Waitemata DHB recognised a problem with insulin errors and developed processes involving hospital pharmacists to reduce errors. The model was presented at the NZSSD Annual Scientific Meeting in 2012 and is summarised on the HIIRC site as follows:

‘Unfamiliarity with new insulin preparations and ‘mixes’ among hospital staff, together with insulin timing errors, food delays and inaccurate drug history, have caused a number of insulin prescribing and administration errors in hospital wards. This clinical governance issue has prompted the diabetes team at Waitemata District Health Board with the help of pharmacy to raise awareness about different insulin preparations and also conduct a review of insulin errors and concerns during 2009. Pharmacists record all medication errors on a database. The number of errors recorded is dependent on the level of pharmacist participation on post-acute ward rounds. The authors analysed the insulin errors recorded from January 2009 to January 2010, relating to prescribing, administrating and documentation.

They felt that the errors analysed reflect the majority of events. Seven cases were identified where patients were given Humalog instead of a Humalog Mix (25 or 50), and one when a patient was given Humalog instead of Humulin 30/70. Most of them were recognised early with adverse events prevented, though in 2 cases significant hypoglycaemia occurred. Common insulin errors included: insulin not being charted when known to be on insulin, errors of dose and timing, GIK transfer errors (stopping the GIK without usual/new regimen being charted), and omission of insulin from discharge scripts.

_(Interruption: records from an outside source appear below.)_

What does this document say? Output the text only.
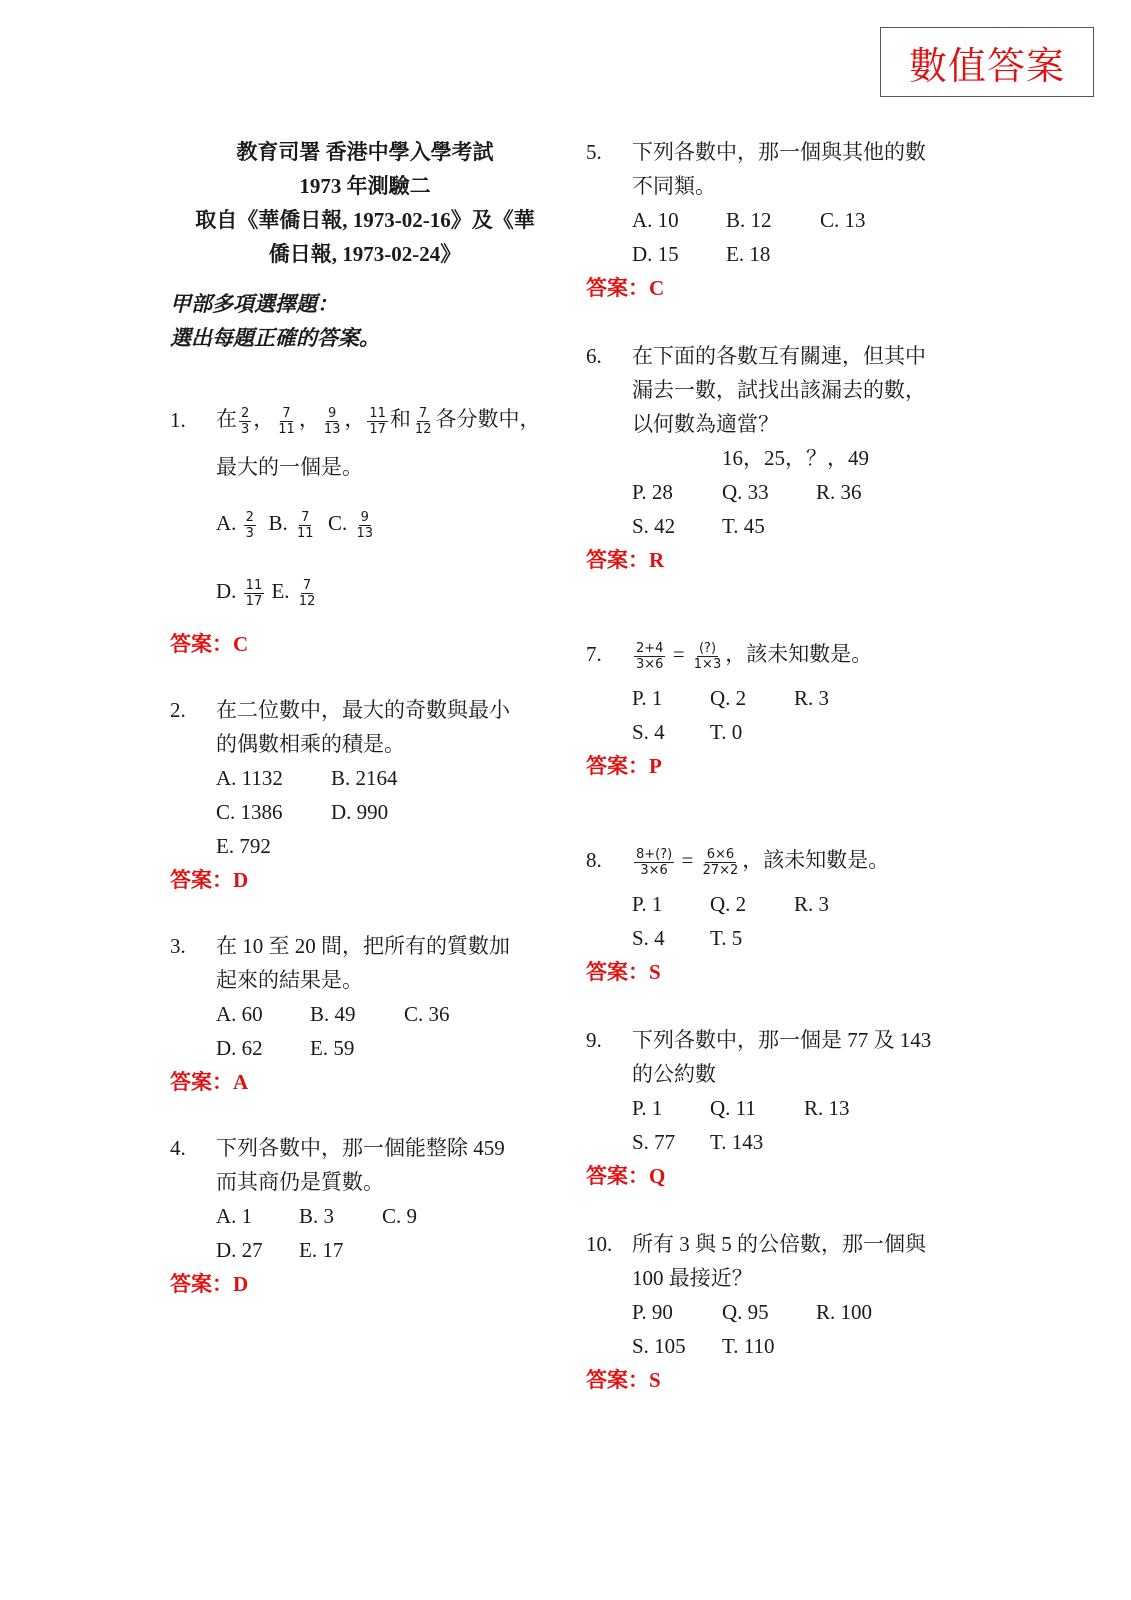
數值答案
教育司署 香港中學入學考試
1973 年測驗二
取自《華僑日報, 1973-02-16》及《華
僑日報, 1973-02-24》
甲部多項選擇題：
選出每題正確的答案。
1. 在 $\frac{2}{3}$ ， $\frac{7}{11}$ ， $\frac{9}{13}$ ， $\frac{11}{17}$ 和 $\frac{7}{12}$ 各分數中，
最大的一個是。
A. $\frac{2}{3} B$. $\frac{7}{11} C$. $\frac{9}{13}$
D. $\frac{11}{17} E$. $\frac{7}{12}$
答案：C
2. 在二位數中，最大的奇數與最小
的偶數相乘的積是。
A. 1132	B. 2164
C. 1386	D. 990
E. 792
答案：D
3. 在 10 至 20 間，把所有的質數加
起來的結果是。
A. 60	B. 49	C. 36
D. 62	E. 59
答案：A
4. 下列各數中，那一個能整除 459
而其商仍是質數。
A. 1	B. 3	C. 9
D. 27	E. 17
答案：D
5. 下列各數中，那一個與其他的數
不同類。
A. 10	B. 12	C. 13
D. 15	E. 18
答案：C
6. 在下面的各數互有關連，但其中
漏去一數，試找出該漏去的數，
以何數為適當？
16，25，？，49
P. 28	Q. 33	R. 36
S. 42	T. 45
答案：R
7. $\frac{2+4}{3\times 6} = \frac{(?)}{1\times 3}$ ，該未知數是。
P. 1	Q. 2	R. 3
S. 4	T. 0
答案：P
8. $\frac{8+(?)}{3\times 6} = \frac{6\times 6}{27\times 2}$ ，該未知數是。
P. 1	Q. 2	R. 3
S. 4	T. 5
答案：S
9. 下列各數中，那一個是 77 及 143
的公約數
P. 1	Q. 11	R. 13
S. 77	T. 143
答案：Q
10. 所有 3 與 5 的公倍數，那一個與
100 最接近？
P. 90	Q. 95	R. 100
S. 105	T. 110
答案：S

The authors conclude that enhanced awareness about different insulins including Humalog Mix insulins, accurate medicine reconciliation at admissions and greater involvement of the diabetes team should improve patient safety where insulin prescription and administration is concerned. In view of the shortage of diabetes nurse specialists, they see the hospital pharmacists as an important resource to reduce insulin errors. Many diabetes patients themselves may be able to manage their insulin better than hospital staff. They go on to say that a repeat review by the pharmacy after six months will hopefully demonstrate a positive impact of updated educational resources and information.’ (www.hiirc.org.nz/page/20624/insulin-errors-in-a-hospital-setting-abstract/?q=McNamara&highlight=mcnamara§ion=10538).


This included devising a new chart for use in the inpatient setting to determine eligibility for self-administering insulin. A revised version is in development.